Roettger acknowledged the portables would continue to be used by the district's Student Connections program, which features more focused attention on students and therefore needed to be centralized. He added the program instructor came to district staff and requested it remain in portables, due to needs in addressing students who act out and aren't ready to be part of the mainstream student body.

Roettger also said the direct intervention room in the new wing at Betz is larger than originally proposed, taking up one more classroom space. Moving it to its own room in the new wing will free up additional classroom space in the existing building.

OAC project manager Rusty Pritchard also said that meetings between district staff and architects had produced a "meeting of the minds" on mechanical and electrical system aspects, removing assumptions about how things might be designed.

"We haven't changed any of the educational components at all," he added.

"Our main goal is to deliver what we said to the public," Roettger said. He added that in discussions, elements that were needed were retained whereas elements district personnel would like were retained only if their inclusion wouldn't keep the projects over budget. If not, they were removed.

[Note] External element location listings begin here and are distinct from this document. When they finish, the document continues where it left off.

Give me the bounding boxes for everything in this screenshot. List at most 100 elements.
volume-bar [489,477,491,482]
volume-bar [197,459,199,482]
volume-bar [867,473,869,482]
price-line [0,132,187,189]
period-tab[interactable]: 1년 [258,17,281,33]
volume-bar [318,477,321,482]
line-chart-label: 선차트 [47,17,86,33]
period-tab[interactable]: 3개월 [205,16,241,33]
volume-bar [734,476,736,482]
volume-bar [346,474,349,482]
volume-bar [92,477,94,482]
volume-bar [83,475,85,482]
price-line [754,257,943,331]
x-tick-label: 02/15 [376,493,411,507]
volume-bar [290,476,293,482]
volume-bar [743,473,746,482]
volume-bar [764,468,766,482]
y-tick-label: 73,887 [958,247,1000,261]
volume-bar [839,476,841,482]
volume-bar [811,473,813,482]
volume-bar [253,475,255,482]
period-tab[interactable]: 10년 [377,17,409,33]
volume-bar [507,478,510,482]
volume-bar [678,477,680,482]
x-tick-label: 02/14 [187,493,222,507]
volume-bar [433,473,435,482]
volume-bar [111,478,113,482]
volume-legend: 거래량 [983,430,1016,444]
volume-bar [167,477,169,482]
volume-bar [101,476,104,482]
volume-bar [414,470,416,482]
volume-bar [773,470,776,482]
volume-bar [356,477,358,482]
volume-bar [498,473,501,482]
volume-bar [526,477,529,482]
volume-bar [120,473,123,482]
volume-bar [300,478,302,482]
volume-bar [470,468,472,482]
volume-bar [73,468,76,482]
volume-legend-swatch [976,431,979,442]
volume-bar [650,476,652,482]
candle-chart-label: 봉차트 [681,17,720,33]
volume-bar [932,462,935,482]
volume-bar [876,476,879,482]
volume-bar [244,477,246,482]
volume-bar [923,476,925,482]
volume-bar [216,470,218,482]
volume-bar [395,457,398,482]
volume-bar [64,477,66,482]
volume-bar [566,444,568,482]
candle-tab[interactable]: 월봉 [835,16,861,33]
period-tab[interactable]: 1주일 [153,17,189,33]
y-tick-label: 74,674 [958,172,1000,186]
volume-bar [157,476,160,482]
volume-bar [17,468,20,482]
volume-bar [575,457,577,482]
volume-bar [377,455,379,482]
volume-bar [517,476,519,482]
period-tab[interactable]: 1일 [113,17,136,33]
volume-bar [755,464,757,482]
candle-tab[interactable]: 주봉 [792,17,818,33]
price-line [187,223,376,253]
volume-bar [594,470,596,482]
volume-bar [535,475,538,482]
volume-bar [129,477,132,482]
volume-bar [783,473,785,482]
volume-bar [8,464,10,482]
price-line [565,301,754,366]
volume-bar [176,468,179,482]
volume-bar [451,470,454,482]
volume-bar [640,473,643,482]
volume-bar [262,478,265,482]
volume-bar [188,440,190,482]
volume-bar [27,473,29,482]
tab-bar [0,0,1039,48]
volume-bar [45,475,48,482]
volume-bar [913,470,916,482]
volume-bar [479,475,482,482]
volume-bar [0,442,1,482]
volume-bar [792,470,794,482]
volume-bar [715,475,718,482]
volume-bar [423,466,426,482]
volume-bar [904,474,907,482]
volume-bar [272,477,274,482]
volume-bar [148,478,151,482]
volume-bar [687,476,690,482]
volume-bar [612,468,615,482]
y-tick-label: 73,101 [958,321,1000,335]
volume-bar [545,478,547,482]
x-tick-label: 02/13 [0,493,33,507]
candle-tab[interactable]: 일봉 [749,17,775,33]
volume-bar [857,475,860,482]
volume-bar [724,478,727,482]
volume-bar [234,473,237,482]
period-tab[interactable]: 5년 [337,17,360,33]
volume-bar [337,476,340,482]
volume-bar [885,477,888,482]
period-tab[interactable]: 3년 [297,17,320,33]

In other capital projects news, the board unanimously approved awarding the role of general contractor on the high school project to Lydig Construction, appropriating $144,000 to start pre-design work. Lydig will access the building to review conditions, working with staff at the district, ALSC and OAC as part of the general contractor/construction manager model for the project.

According to contract language, "As the design progress up to 90 percent complete, CPS (Cheney Public Schools) will begin Guaranteed Maximum Price (GMP) negotiations with Lydig Construction." Negotiations are currently scheduled for June 2018, and if successful, the contract with Lydig will be adjusted to reflect the agreed GMP.

According to the February bond, the high school expansion and renovation was estimated to cost $35.10 million.